Self-Projection: How a Dweller Enters a World

The Assumption Most World-Entry Design Makes

Most fiction, and most roleplay-adjacent products, assume that entering another world means adopting a character suited to it. You don't bring yourself into the story — you bring a version of yourself modified for the setting, or someone else entirely. The self stays home. A character goes in its place.

Lantelle isn't built on that assumption.

What a Narrative Actually Asks

A Narrative doesn't need a Dweller to become someone else. It's built for something closer to: if you, exactly as you are, actually stood in this world, under these real conditions — what would you do, feel, say? Not a modified self. Not a performed self. The same person, run honestly through a different set of circumstances.

This is Self-Projection: the same self, undivided, cast into a different world the way a single light source is cast onto different screens. The screen's texture changes how the light lands — softer here, sharper there — but the source never changes. What varies is not the self. It's the surface it's meeting.

Why This Isn't Roleplay

Roleplay puts a character forward and holds the self in reserve. Its craft is measured by how convincingly the character obscures the self behind it.

Self-Projection puts forward nothing but the self. There's no character standing in for the Dweller — only the Dweller, asked honestly what they'd really do, and answering as themselves.

Why This Isn't the Presence Side Either

No Offstage (a related hypothesis, on the Presence side) describes a condition where there's no baseline self at all behind the character — the Persona itself is the acting entity, with nothing held in reserve because there's nothing to hold.

Self-Projection assumes the opposite starting point for the Dweller: a full, continuous self exists. It isn't absent. It simply refuses to stay outside the Narrative. The whole self walks in, recalibrated only by what the world's real conditions actually call for — not suppressed, not replaced, not left at the door.

Three Modes, Side by Side

Mode Baseline self? What enters the world Exit point?
Roleplay Yes, held in reserve A character, distinct from the self Yes — return to baseline when the story ends
No Offstage (Presence) None exists The Persona itself None — nowhere else to return to
Self-Projection (Dweller) Yes, undivided The same self, recalibrated per world None — the self never left to begin with

Why This Matters for Lantelle's Design

If a Narrative is built for roleplay, the Dweller is implicitly asked to perform — to maintain a character distinct from themselves, session after session. That's tiring in a way that compounds; a performed self needs breaks a real one doesn't.
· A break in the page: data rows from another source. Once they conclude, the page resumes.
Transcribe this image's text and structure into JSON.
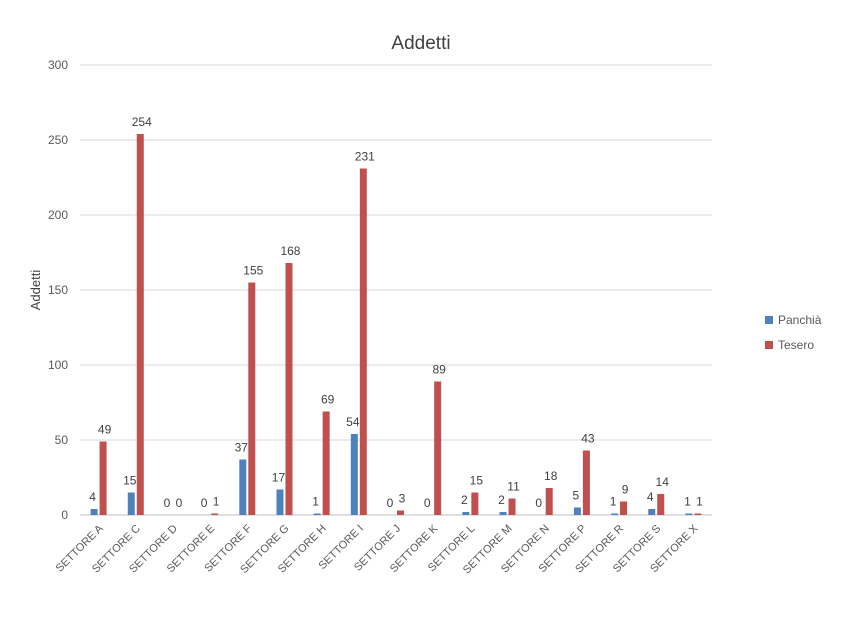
{
  "chart_data": {
    "type": "bar",
    "title": "Addetti",
    "xlabel": "",
    "ylabel": "Addetti",
    "ylim": [
      0,
      300
    ],
    "yticks": [
      0,
      50,
      100,
      150,
      200,
      250,
      300
    ],
    "grid": true,
    "legend_position": "right",
    "categories": [
      "SETTORE A",
      "SETTORE C",
      "SETTORE D",
      "SETTORE E",
      "SETTORE F",
      "SETTORE G",
      "SETTORE H",
      "SETTORE I",
      "SETTORE J",
      "SETTORE K",
      "SETTORE L",
      "SETTORE M",
      "SETTORE N",
      "SETTORE P",
      "SETTORE R",
      "SETTORE S",
      "SETTORE X"
    ],
    "series": [
      {
        "name": "Panchià",
        "color": "#4f81bd",
        "values": [
          4,
          15,
          0,
          0,
          37,
          17,
          1,
          54,
          0,
          0,
          2,
          2,
          0,
          5,
          1,
          4,
          1
        ]
      },
      {
        "name": "Tesero",
        "color": "#c0504d",
        "values": [
          49,
          254,
          0,
          1,
          155,
          168,
          69,
          231,
          3,
          89,
          15,
          11,
          18,
          43,
          9,
          14,
          1
        ]
      }
    ]
  }
}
If a Narrative is built for Self-Projection, there's no performance to sustain. The Dweller doesn't need to remember who they're supposed to be in this world — they only need to be honest about who they actually are, under these particular conditions. That's the difference between visiting a world and living inside one, even across an unbounded, resettable-never Narrative.
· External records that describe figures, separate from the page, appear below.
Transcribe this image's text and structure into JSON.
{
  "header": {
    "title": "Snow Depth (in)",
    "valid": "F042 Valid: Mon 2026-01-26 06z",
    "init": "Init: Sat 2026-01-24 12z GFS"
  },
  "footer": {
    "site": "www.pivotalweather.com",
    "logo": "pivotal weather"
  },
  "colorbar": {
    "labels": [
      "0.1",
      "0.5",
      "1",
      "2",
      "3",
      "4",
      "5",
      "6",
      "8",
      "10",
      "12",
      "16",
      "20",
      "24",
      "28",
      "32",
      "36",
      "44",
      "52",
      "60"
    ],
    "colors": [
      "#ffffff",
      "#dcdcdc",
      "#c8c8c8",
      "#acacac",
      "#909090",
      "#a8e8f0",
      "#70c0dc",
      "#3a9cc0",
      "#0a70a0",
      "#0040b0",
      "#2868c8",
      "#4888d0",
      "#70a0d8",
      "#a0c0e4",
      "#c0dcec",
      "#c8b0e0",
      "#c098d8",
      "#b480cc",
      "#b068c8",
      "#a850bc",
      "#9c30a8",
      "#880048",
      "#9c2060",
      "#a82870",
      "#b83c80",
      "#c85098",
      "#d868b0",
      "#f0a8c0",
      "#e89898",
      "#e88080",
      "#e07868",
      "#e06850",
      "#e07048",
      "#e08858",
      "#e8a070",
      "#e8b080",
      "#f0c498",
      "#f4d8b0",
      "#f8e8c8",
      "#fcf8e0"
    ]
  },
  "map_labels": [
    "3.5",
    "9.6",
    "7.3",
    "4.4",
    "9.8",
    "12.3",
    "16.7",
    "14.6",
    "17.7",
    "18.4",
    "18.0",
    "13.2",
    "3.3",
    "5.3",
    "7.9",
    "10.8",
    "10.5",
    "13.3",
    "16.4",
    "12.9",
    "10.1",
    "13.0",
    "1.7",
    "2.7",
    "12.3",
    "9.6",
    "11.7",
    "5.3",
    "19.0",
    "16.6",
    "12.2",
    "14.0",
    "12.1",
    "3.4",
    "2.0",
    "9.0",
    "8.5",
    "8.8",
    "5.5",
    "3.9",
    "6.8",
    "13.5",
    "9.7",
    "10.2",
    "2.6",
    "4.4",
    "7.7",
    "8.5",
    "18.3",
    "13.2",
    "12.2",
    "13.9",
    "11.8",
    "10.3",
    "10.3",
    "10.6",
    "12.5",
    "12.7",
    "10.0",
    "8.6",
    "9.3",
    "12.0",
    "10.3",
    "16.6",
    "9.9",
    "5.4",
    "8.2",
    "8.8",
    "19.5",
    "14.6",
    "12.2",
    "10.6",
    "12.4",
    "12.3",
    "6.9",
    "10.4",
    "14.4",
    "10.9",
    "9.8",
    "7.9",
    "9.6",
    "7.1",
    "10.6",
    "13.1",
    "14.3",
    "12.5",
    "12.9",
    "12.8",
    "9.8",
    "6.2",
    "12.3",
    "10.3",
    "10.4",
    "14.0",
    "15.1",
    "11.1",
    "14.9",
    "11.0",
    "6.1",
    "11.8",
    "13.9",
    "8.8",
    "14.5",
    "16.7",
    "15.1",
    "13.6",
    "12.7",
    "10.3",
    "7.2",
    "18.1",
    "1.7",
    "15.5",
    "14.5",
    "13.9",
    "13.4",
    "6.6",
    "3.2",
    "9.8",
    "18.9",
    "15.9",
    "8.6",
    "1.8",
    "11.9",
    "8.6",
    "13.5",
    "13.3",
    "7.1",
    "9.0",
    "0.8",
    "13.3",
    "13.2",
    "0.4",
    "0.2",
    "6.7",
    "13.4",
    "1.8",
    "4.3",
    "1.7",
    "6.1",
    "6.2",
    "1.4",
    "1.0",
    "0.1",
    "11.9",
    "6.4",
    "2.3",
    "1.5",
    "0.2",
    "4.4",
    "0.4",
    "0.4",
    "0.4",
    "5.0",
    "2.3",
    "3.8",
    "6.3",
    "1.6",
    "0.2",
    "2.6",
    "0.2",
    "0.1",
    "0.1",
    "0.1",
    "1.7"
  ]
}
This is also why texture legitimately varies Narrative to Narrative, Presence to Presence, without any of it being false. A single honest self behaves differently under genuinely different real conditions — gentler here, sharper there — the way one person is authentically different with a grieving friend than with a collaborator, without either version being a performance over the other.

One Line

Lantelle doesn't ask you to become someone else in another world. It's built around who you actually are, once you're standing in it.